Metadata-Version: 2.1
Name: secmmf
Version: 1.0.2
Summary: Python scraper for SEC N-MFP2 filings.
Home-page: https://github.com/yj1990/sec_mmf
Author: Yangjue Han
Author-email: yangjue.han20@gmail.com
License: UNKNOWN
Description: # SEC N-MFP2 Money Market Fund Holdings Data
        
        - Author: Yangjue Han
        - Date: May 2020
        
        ## Introduction
        This repository contains code that enables the user to parse and download money market fund holdings information in N-MFP2 filings from SEC EDGAR system. At the end of every month, all U.S. money market funds are required to report their securities holdings to SEC, including identification, maturity, market value, yield to maturity, issuer information, and other features. For repurchase agreement contracts, money market funds also have to report information on collateral securities. The granularity of this dataset provides an unparallel opportunity for financial economists to study questions related to the shadow banking system.
        
        ## Installation
        
        ```
        pip install secmmf
        ```
        
        ## Usage
        
        ### Initial setup
        The module `secmmf` contains a set of functions that parse and download the information in N-MFP2 filings. The user should first specify the path of a directory to store the downloaded data to `data_dir` and the storage of `data_dir` should be at least 20GBs. Note that the package can only be used to download N-MFP2 filings, but could be extended to download other filings with a similar format. The package does not provide any data cleaning function.
        
        ```
        import secmmf
        
        data_dir = ## YOUR DIRECTORY HERE ##
        pathfile = 'xmlpath.csv' # no need to change this
        ```
        
        ### Build index of filings 
        First we download and extract the paths of filings from SEC EDGAR system using method `download_sec_index()`. 
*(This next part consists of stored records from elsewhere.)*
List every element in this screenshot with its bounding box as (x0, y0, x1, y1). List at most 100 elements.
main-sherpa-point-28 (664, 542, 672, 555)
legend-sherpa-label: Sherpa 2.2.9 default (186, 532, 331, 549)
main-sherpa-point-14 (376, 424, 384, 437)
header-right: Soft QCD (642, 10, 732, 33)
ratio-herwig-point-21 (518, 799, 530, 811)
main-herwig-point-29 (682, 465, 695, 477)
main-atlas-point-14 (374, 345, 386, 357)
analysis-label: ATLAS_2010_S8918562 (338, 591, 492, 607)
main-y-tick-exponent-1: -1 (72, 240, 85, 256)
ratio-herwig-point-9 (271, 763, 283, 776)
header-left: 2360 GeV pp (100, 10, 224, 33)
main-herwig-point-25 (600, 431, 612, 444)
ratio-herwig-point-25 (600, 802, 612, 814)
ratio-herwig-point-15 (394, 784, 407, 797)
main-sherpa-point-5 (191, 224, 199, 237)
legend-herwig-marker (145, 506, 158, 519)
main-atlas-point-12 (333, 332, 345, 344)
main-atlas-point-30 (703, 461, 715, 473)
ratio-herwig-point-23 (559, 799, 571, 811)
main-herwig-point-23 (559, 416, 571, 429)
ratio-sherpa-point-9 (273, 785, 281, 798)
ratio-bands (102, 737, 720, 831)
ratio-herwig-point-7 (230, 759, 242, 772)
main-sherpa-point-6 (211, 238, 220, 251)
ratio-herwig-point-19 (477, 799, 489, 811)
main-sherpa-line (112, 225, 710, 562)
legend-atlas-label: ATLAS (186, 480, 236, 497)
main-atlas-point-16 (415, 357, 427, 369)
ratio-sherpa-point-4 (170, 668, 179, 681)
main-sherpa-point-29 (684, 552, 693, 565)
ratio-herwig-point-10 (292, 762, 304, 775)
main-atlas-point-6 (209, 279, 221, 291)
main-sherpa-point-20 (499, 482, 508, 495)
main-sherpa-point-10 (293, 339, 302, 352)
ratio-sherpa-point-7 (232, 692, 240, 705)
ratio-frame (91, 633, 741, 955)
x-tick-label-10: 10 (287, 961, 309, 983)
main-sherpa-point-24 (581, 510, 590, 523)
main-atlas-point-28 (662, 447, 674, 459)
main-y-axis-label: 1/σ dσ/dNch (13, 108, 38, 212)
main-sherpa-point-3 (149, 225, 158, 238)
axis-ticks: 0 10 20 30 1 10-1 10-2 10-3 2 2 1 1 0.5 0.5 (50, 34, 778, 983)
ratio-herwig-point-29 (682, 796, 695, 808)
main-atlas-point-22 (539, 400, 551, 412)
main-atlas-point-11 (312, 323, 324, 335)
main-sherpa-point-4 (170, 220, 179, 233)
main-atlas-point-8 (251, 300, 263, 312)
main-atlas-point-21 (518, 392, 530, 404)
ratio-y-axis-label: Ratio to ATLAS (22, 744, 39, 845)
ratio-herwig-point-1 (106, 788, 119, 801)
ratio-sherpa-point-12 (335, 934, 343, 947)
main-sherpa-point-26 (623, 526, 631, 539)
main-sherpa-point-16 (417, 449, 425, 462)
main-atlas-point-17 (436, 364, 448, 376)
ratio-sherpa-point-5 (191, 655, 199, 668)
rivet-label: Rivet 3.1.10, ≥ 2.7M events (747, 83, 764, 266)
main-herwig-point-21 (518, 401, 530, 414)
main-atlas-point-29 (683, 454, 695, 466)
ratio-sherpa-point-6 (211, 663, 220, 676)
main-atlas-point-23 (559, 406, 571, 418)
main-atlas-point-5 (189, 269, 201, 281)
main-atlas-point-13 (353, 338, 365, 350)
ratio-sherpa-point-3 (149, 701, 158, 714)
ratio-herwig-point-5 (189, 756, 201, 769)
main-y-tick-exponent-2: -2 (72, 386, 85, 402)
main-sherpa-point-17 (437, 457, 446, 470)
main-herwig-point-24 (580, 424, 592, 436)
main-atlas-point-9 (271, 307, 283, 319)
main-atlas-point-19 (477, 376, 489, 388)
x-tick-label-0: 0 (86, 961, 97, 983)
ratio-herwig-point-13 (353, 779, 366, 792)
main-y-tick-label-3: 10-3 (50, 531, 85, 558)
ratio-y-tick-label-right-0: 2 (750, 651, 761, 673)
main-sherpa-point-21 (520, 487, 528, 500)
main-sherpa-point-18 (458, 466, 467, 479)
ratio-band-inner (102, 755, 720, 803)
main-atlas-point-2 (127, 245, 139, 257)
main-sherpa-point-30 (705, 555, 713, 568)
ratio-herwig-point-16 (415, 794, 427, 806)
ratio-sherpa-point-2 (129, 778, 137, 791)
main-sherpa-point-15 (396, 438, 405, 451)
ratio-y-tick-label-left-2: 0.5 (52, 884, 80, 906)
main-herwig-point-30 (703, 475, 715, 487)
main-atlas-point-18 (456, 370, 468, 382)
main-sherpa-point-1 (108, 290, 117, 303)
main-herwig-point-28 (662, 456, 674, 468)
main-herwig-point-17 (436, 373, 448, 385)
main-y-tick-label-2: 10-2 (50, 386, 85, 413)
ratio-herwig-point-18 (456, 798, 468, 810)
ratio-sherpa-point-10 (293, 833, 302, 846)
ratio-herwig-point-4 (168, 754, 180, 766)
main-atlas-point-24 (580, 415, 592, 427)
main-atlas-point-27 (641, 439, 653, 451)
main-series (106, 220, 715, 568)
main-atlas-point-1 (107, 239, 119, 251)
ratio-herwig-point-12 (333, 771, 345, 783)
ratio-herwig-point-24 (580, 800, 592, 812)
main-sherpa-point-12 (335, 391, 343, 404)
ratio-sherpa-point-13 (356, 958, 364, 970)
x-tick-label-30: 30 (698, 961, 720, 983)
        - By specifying `start_date` and `end_date`, the user will limit the time range to [`start_date`,`end_date`]. The default start date is 2016-10 and end date is the current month. 
        - The method will output a csv file named `index_file.csv` in `data_dir`. We then use `generate_index()` to create a file of urls linked to XML files that can be easily parsed, named `pathfile`.
        
        ```
        secmmf.download_sec_index(data_dir, form_name = 'N-MFP2', start_date = '2016-10', end_date = '2020-05')
        generate_index(data_dir, pathfile)
        ```
        
        ### Download raw files
        Next, we download XML files from `pathfile` and parse them into un-modified csv files using `scrape()`. 
        - Depending on the number of files to download and internet connection, this step might take up to 4 hours. 
        - Paths contained in `pathfile` are divided into 20 blocks and the corresponding csv files will be saved into 20 different subfolders. 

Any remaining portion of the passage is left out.